Why is this asked in interviews?

This problem is a strict enforcer of optimal array traversal. Interviewers use it to weed out candidates who rely solely on generic DP templates. It requires recognizing that the mathematical formula dictates a greedy approach. It tests whether a candidate can identify that intermediate hops to smaller numbers are mathematically inferior to a single long jump to a larger number.

Algorithmic pattern used

The absolute best approach is the Monotonic Stack or Suffix Maximum Array. As established in Part I, you should only ever jump to the largest element available to your right. If you use a Monotonic Stack from right to left, you can filter out all "sub-optimal" landing spots. Alternatively, building an array next_best_hop[i] by scanning backwards in $O(N)$ time allows you to simulate the optimal jumps in a second $O(N)$ forward pass.

Example explanation

Array: [3, 1, 4, 1, 5, 9, 2, 6, 5]. (Indices 0 to 8). We are at 0. We want to find the largest element to our right.

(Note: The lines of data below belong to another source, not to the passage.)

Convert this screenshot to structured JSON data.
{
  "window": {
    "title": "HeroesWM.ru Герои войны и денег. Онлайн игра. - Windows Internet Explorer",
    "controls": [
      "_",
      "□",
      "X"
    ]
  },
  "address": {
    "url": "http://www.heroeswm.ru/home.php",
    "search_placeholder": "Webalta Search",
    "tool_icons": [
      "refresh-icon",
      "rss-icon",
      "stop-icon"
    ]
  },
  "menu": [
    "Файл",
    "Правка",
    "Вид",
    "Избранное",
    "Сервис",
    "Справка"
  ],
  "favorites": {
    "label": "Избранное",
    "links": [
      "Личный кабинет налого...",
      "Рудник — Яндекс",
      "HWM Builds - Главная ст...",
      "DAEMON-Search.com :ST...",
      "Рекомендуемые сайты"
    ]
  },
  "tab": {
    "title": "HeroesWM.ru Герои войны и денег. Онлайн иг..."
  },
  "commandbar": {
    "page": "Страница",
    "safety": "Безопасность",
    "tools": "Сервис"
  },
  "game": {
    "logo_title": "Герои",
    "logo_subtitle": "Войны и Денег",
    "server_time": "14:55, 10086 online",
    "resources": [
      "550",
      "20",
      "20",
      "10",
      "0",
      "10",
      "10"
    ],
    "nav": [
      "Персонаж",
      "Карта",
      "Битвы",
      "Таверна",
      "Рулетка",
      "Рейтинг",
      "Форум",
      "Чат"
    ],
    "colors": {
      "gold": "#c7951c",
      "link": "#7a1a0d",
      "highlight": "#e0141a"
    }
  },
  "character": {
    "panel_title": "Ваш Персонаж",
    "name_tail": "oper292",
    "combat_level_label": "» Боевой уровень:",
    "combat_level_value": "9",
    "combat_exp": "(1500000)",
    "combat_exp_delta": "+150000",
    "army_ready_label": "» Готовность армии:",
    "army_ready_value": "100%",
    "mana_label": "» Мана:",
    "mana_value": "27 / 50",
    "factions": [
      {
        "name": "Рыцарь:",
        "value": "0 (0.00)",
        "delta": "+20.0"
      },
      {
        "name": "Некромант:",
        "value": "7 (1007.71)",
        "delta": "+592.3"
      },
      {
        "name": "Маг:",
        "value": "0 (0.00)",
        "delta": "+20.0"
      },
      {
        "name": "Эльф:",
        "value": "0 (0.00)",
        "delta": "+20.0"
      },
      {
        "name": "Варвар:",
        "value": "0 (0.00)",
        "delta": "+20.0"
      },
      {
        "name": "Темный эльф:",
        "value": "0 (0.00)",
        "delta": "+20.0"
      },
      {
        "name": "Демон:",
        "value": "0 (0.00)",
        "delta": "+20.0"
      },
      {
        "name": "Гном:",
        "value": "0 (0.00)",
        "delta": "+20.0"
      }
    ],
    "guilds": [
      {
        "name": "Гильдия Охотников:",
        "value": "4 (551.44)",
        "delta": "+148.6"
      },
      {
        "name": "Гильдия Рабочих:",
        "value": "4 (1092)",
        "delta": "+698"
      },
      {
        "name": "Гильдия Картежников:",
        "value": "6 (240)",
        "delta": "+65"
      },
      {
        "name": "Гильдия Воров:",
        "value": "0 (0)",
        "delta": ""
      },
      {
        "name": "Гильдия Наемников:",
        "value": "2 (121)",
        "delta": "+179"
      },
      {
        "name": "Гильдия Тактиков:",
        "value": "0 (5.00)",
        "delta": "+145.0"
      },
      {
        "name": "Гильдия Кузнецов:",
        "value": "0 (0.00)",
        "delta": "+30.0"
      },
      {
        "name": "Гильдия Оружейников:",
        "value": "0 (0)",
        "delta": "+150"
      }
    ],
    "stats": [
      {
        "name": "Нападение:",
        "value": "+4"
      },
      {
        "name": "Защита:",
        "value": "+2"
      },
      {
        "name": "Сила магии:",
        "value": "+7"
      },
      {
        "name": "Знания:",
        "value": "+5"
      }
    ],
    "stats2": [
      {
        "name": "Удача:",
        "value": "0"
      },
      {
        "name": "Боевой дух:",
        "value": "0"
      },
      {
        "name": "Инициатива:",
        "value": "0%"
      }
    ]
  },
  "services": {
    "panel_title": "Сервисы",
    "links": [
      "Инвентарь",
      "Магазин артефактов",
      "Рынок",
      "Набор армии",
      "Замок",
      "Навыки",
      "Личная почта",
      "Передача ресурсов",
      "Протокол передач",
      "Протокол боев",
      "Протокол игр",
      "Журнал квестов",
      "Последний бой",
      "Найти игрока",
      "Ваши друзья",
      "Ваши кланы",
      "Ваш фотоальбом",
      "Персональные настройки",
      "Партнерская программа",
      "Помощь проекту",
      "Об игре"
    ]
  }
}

• The largest element in the entire array to the right of 0 is 9 at index 5.
• We jump directly from 0 to 5. Score = (5 - 0) * 9 = 45.
• We are at 5. The largest element to the right of 5 is 6 at index 7.
• We jump from 5 to 7. Score = (7 - 5) * 6 = 12.
• We are at 7. The largest element to the right is 5 at index 8.
• We jump from 7 to 8. Score = (8 - 7) * 5 = 5. Total = 45 + 12 + 5 = 62. Any other sequence of jumps (e.g., jumping to 4, then 5, then 9) will mathematically yield a smaller total score.

Common mistakes candidates make

The most frequent mistake in the Hard variation is using a 32-bit integer for the total score. Because the values can be large and the distances can be up to $10^5$, multiplying them and summing them up will easily cause a standard integer overflow, resulting in a negative or incorrect number. You must use a long (64-bit integer) to accumulate the final score.

Interview preparation tip

For the Maximum Array Hopping Score II coding problem, always declare your accumulator as long totalScore = 0;. Furthermore, when writing the Suffix Max logic, if two values are equal, you must prefer the one with the larger index. Make sure your backwards traversal uses >= instead of strictly > when comparing the current element to the running suffix maximum.